El color azul todavía me pone triste y es a causa de aquel pollo que el señor trajo una noche del campo. Entró con las botas embarradas y una expresión de felicidad iluminándole el rostro. ¡Cómo me gustaba entonces! Creo que ni siquiera sabía mi nombre; pero no lo tomo como un desprecio, porque apenas recordaba el de sus hijas. Yo me pasaba la semana esperando esa irrupción de vida en una casa donde todo estaba tan perfectamente dispuesto que no cabía la sorpresa. No tenía más contacto con hombres que los efímeros encuentros en el almacén o rumbo a la escuela. Mamá, por otra parte, hablaba pestes de ellos y crecí atormentada por una sensación de miedo. Felipe no era, a mis ojos, un hombre; y mi padre se esfumaba en una bruma de incertidumbres. Esa sensación que me embargaba entonces era una siniestra probabilidad de mi soledad futura. Había visto parejas en la televisión, tormentos de toda índole que solamente podían justificarse por un fin superior. También me llamaban la atención las parejas en la calle, caminando de la mano o besándose en los refugios del ómnibus. Aquello, lejos de molestarme, me parecía sublime. No lograba darle nombre a esa sensación, pero me daba cuenta de que me emocionaba. De algún modo, percibía que no podía tan malo.
El pollo habría pasado inadvertido si sus alas no hubieran sido de color azul. El señor lo había comprado al hijo de un feriante del pueblo que se ganaba unos pesos tiñendo animalitos de los colores más disparatados. Un conejo rosado estuvo a punto de ser elegido, pero se lo llevó la hija del capataz que soñaba en colores y juraba haber visto ése y no otro conejo en el sueño de la noche anterior. Quedaba una gata parda cuyas partes blancas habían sido coloreadas de verde, un par de canarios llevados a un violeta despiadado, y el pollo azul. A falta de conejo, el señor eligió por descarte, que es la peor forma de elegir.

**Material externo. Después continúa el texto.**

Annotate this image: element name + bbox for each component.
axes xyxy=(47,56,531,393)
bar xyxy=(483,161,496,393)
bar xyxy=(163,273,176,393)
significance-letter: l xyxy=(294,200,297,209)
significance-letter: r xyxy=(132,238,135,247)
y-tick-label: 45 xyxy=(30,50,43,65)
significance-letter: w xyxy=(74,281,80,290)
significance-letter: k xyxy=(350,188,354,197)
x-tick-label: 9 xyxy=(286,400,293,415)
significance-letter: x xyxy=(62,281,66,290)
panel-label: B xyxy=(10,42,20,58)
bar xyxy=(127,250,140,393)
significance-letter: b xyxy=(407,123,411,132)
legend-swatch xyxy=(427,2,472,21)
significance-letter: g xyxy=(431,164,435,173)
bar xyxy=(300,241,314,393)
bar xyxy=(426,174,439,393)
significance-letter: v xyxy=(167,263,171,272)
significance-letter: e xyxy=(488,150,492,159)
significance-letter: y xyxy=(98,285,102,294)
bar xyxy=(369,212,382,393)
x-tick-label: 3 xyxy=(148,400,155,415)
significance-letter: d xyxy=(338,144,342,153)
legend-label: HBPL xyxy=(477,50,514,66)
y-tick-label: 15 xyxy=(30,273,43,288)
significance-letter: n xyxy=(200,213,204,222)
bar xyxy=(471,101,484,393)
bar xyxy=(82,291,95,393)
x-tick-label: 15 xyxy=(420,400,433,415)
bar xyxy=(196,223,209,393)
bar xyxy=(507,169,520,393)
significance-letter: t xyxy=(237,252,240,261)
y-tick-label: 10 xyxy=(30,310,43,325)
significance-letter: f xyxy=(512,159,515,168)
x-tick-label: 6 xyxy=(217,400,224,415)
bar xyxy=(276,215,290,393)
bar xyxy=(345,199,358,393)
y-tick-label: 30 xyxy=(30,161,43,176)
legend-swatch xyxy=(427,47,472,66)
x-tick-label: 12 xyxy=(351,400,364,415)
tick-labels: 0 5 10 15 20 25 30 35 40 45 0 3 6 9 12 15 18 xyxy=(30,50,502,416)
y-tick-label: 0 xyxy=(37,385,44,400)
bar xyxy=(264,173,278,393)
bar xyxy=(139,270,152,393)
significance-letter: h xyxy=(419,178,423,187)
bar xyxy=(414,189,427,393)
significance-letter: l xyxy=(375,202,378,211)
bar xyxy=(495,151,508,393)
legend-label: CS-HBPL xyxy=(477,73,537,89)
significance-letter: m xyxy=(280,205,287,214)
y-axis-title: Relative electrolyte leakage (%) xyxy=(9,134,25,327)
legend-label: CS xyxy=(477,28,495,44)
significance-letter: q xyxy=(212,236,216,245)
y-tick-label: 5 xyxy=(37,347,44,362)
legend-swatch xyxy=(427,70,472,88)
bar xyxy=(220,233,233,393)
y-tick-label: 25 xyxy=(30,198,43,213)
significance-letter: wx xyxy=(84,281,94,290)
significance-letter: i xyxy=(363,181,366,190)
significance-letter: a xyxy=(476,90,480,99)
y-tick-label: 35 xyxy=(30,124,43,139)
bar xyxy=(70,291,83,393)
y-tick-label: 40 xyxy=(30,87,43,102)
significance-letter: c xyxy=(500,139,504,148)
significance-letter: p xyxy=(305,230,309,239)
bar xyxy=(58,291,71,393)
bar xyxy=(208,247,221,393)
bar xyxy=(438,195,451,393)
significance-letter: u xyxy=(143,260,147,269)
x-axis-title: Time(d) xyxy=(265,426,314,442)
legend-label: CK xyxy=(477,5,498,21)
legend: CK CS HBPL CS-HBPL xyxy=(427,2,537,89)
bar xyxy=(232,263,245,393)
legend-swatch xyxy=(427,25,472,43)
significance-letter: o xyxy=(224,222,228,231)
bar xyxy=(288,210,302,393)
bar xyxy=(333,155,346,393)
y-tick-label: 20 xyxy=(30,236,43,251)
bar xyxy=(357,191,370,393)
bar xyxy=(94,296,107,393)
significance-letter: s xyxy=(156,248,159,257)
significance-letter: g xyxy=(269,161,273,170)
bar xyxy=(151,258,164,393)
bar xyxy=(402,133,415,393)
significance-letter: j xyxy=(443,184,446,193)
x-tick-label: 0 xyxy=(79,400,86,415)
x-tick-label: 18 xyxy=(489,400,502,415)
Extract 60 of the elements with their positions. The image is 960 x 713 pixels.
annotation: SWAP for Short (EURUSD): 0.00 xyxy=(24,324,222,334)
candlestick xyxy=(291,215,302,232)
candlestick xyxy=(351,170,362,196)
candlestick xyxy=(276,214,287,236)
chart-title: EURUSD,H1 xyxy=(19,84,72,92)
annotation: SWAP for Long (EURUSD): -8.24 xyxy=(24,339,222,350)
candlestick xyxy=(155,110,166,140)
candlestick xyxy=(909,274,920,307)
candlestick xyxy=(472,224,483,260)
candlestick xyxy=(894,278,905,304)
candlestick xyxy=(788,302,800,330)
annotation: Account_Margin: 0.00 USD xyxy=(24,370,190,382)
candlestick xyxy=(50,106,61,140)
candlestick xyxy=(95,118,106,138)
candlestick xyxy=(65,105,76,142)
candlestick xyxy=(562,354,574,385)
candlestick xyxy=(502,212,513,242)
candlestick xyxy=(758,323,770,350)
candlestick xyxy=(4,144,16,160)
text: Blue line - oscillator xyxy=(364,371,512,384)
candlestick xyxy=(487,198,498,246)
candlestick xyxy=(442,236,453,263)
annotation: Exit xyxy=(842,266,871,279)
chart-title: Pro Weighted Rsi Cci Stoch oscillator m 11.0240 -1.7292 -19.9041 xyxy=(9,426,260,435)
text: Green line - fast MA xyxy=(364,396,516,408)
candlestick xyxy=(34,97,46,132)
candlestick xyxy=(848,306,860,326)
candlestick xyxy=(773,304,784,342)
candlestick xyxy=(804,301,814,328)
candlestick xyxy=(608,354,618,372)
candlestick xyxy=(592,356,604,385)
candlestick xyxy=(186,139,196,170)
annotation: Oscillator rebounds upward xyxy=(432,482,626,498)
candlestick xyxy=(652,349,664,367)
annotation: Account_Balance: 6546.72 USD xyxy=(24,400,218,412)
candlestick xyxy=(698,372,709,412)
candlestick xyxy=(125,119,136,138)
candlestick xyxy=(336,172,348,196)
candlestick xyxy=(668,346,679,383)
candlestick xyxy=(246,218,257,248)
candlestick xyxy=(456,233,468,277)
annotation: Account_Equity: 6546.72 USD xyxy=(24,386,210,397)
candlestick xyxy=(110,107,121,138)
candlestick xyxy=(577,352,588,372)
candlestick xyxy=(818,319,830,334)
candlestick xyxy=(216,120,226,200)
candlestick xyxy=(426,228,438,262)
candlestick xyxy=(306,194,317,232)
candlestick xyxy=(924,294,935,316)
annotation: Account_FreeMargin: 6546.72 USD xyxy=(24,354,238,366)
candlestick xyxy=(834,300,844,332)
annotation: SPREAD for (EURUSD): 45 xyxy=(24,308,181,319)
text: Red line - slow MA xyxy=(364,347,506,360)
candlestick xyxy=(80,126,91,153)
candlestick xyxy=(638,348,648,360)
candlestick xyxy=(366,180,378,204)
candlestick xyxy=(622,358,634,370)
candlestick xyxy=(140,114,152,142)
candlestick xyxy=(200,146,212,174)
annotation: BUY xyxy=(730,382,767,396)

Lo traía agarrado por las patas en un temblor de alas que daba lástima ver. La señora había pasado una buena noche y el señor confundió la sonrisa embelesada con una aceptación. Viola y Maciel saltaban hechas un par de locas alrededor de su padre, que levantaba los brazos para poner al pollo fuera del alcance de los manotazos. Felipe había llegado del colegio y me llamó de apuro para que fuera a ver el espectáculo. Me asomé desde la cocina y recuerdo que sentí pena, una pena honda, como si la que estuviera patas arriba aleteando desesperadamente fuera yo. El pollo tenía la ternura de las cosas pequeñas; una protección demasiado efímera. Las gemelas olvidaron sus juguetes y se dedicaron a la nueva mascota. Lo acomodaron en su dormitorio, en una caja que mamá puso encima de unos diarios viejos. Le daban de comer en la boca y agua con cuentagotas hasta que el pobre animal mostraba señales de ahogo. Vivían para él como si se tratase de un ser mitológico al que había que prodigar cuidados especiales. De hecho, aquel pollo no era de este mundo o, al menos, alguien le había torcido la estrella de la naturaleza.